Measuring Memorization Effect in Word-Level Neural Networks Probing
This work addresses a reliability issue in NLP probing studies, offering a tool to improve result interpretation, though it is incremental as it builds on existing efforts to minimize memorization.
The authors tackled the problem of measuring memorization in word-level neural network probing, where classifiers may memorize labels rather than extract linguistic abstractions, leading to false positives; they proposed a method to quantify memorization using symmetric test sets of seen versus unseen words, demonstrating it on a part-of-speech probing case study for a neural machine translation encoder.
Multiple studies have probed representations emerging in neural networks trained for end-to-end NLP tasks and examined what word-level linguistic information may be encoded in the representations. In classical probing, a classifier is trained on the representations to extract the target linguistic information.
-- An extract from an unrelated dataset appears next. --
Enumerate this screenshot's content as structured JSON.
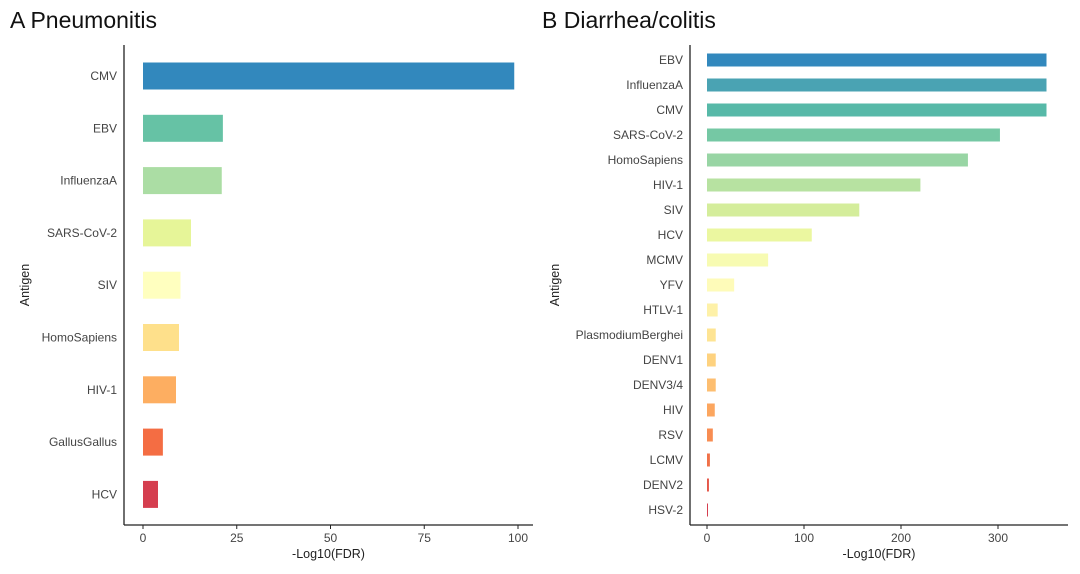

However, there is a threat of the classifier simply memorizing the linguistic labels for individual words, instead of extracting the linguistic abstractions from the representations, thus reporting false positive results. While considerable efforts have been made to minimize the memorization problem, the task of actually measuring the amount of memorization happening in the classifier has been understudied so far. In our work, we propose a simple general method for measuring the memorization effect, based on a symmetric selection of comparable sets of test words seen versus unseen in training. Our method can be used to explicitly quantify the amount of memorization happening in a probing setup, so that an adequate setup can be chosen and the results of the probing can be interpreted with a reliability estimate. We exemplify this by showcasing our method on a case study of probing for part of speech in a trained neural machine translation encoder.